ダンカンの後ろからダンカンに声をかけたのは、確か副ギルドマスターの何とか子爵家の人間だ、次男だったか三男だったか……?


「その男は王国の特級戦力簡単に国外に出してもらっては困ります、ギルドマスターにもそのことはお話したはずですが?」


副ギルドマスターは眼鏡をくいくいしながらこちらに向かって歩いてくるがその眼鏡を割られながら顔面にギルドマスターのこぶしが突き刺さる、えぇ……?


「ちょっとダンカン?!さすがに殴るのはダメなのでは?」

一応冒険者ギルドだけではなくどこの国にでもあるためどこかの国家に属しているわけではない、とはいえ、そんなことを国の権力者としては戦力を持った集団が国に属さず自由にしているのは認められない。

その為ギルドは必ず所属する国の貴族をギルドの重要役職に就けてある程度コントロールできるようにしているわけだ


「いいんだよ、そもそもユウにあんな罠を仕掛けてきた王国貴族なんぞにこちらが配慮する必要はねぇ、これでギルドと国の関係が悪化するのならそれでいいじゃねえか」


そんなことを言いながら腕を組む鼻息荒く副ギルマスを見下ろすダンカンを見ながら僕は思い出した。

そういえば彼は僕のファンだとか言ってたっけ……

この後ギルドにいる貴族とギルマスを含めた僕のファンの間でひと悶着あったが、僕はいたたまれなくて内容を覚えていないので省略する。




「それでダンカン、改めて話を聞きたいんだけど僕に国外各地を回ってほしいというのは改めて目的を聞いてもいい?」


あの後ギルドの人間を巻き込んで起きた騒動はシャルによって納められた。

ギルドの特級冒険者であり高位貴族の一族である彼女が武力と権力で納めて落ち着いた後僕はギルドマスターの執務室へと足を運んだのだ。

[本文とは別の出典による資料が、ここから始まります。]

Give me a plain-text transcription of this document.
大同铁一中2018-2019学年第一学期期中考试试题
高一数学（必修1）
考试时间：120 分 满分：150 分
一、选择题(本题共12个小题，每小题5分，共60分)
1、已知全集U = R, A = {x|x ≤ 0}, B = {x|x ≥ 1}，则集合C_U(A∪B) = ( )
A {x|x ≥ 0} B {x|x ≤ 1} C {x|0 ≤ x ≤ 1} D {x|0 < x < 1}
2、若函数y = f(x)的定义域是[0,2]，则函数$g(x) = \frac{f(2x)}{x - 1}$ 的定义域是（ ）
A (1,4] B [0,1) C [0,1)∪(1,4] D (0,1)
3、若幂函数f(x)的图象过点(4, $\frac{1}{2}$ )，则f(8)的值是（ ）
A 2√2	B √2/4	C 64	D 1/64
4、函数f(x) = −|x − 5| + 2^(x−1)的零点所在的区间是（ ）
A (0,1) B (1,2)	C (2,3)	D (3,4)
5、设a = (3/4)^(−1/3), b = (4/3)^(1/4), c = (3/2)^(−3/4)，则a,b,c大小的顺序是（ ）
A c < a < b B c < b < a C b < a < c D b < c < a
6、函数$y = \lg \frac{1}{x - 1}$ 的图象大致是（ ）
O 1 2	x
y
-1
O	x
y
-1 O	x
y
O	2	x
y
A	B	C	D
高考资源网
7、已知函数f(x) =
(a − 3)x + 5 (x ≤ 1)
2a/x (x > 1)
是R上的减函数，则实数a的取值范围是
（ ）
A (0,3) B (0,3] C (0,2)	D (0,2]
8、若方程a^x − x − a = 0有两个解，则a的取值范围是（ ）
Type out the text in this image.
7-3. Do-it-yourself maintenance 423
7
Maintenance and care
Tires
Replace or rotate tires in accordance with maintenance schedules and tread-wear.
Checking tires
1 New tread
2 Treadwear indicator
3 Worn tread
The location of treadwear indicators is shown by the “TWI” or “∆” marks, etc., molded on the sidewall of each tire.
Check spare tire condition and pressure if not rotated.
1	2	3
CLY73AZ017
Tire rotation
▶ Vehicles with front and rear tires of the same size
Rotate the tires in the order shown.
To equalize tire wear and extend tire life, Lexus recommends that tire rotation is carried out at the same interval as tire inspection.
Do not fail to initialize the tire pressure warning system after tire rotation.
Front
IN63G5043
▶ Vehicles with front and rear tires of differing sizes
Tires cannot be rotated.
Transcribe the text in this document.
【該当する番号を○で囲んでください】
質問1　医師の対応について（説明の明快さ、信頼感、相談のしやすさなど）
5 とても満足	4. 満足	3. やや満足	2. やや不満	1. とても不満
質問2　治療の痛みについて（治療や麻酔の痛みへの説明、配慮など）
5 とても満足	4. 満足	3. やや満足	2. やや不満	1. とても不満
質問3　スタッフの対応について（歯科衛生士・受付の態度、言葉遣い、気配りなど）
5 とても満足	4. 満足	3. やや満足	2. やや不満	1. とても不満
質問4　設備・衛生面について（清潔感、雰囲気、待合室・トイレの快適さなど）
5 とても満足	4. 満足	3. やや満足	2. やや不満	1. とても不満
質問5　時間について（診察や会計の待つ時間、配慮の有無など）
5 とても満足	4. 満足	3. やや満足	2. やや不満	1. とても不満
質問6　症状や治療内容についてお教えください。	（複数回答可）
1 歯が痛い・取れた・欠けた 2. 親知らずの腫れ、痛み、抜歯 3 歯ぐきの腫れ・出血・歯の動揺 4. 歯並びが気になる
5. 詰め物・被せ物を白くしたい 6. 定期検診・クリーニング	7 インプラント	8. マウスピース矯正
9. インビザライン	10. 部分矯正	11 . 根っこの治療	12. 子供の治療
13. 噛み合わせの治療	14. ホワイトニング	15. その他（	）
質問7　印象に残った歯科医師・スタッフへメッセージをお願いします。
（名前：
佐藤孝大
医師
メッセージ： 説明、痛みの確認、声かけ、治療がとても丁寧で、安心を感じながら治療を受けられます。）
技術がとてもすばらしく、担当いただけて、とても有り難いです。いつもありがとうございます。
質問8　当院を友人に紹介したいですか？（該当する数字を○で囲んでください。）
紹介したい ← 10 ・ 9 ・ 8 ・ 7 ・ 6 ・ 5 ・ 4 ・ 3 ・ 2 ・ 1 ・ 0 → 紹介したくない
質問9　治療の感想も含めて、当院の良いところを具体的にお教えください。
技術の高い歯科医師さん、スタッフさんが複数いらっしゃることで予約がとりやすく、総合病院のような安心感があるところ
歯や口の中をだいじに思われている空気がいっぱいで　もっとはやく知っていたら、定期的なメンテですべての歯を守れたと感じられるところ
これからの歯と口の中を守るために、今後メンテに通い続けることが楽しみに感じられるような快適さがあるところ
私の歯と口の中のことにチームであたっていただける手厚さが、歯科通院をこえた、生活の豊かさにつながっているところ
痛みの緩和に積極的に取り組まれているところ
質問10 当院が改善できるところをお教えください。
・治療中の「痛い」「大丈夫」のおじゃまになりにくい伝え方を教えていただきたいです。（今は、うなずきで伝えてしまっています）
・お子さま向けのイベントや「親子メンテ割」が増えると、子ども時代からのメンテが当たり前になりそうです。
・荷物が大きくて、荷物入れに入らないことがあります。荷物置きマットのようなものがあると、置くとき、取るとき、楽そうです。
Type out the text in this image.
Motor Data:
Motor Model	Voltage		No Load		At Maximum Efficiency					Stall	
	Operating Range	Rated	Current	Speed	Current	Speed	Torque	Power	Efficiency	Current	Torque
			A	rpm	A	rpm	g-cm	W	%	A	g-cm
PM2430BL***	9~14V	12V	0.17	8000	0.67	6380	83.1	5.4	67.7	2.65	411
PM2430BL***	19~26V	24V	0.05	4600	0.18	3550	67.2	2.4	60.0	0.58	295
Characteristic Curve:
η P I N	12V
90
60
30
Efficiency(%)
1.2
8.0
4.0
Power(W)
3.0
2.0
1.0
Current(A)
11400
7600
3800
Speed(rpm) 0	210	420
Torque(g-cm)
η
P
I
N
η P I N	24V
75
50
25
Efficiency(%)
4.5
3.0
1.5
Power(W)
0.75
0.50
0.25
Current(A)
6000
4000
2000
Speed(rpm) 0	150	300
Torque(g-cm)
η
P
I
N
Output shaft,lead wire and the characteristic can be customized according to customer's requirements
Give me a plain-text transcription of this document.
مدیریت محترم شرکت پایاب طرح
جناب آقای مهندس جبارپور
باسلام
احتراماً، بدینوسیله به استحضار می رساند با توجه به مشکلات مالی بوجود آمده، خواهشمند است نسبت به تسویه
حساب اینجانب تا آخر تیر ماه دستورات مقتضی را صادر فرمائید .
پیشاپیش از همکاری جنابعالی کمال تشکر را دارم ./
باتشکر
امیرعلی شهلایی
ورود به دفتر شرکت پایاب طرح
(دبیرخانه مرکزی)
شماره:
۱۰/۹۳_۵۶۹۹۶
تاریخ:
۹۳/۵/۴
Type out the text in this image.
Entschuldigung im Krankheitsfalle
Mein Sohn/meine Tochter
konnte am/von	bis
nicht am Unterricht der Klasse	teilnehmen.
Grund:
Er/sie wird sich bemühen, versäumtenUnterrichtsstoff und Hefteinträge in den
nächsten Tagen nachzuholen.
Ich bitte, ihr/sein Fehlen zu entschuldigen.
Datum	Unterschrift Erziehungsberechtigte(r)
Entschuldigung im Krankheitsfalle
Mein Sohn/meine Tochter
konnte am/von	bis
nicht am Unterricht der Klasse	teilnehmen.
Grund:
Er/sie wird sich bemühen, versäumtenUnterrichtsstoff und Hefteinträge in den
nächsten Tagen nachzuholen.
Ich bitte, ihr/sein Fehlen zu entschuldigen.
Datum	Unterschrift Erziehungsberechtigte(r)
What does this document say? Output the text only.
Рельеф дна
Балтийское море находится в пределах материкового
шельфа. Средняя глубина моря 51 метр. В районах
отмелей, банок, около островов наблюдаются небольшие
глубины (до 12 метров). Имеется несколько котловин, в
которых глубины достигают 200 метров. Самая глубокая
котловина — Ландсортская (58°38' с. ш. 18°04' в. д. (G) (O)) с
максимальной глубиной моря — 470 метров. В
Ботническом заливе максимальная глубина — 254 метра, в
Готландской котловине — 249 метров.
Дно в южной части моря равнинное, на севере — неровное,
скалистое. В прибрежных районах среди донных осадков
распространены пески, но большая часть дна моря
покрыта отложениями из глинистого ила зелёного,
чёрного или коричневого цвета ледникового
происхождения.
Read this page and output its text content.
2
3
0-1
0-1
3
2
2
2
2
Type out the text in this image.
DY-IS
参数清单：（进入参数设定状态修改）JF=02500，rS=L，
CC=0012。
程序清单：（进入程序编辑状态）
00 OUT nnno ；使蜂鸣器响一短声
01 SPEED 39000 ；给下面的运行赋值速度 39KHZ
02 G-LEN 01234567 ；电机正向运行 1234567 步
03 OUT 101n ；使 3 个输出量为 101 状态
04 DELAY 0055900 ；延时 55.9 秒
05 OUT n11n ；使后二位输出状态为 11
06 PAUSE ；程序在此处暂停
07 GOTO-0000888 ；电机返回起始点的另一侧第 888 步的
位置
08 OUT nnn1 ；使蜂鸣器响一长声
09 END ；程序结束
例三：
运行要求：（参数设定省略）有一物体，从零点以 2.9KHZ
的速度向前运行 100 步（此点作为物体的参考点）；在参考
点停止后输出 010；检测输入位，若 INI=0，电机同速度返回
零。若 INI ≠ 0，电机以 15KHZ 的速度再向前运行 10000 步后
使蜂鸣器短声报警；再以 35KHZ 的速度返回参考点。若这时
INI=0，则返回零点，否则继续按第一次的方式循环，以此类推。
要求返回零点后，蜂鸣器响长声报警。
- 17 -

「ああ、ユウに改めて話すのは剣聖に剣を説くようなものだと思うんだが、ユウは今年28歳だ、歴代転生英雄が活躍した歳はおよそ18歳~30歳前後であることを考えると、あと数年で魔王が大規模な活動をすると考えられるだろう?」


「そうだね、僕の持つ記憶の中ではそのくらいの歳が多いかな……僕の全盛期前後じゃないと魔王や幹部と戦うのは厳しいし……」

歴代の魔王や幹部は強い、人類という種が滅ぼされそうになる程度には強力な敵なのだ。


「そうか、そう考えるとやはり今回いまだに何の兆しもみられないというのは異常事態だ、なので向こうからの動きを待つのではなくこちらから動いて状況をコントロールしたいその為にユウには各国を回り現地で以上に対応してほしい。」


なるほどそういうことか、確かに相手の準備が整うまで待つまでもないし事前に魔王軍の戦力を削れるならその方がいい。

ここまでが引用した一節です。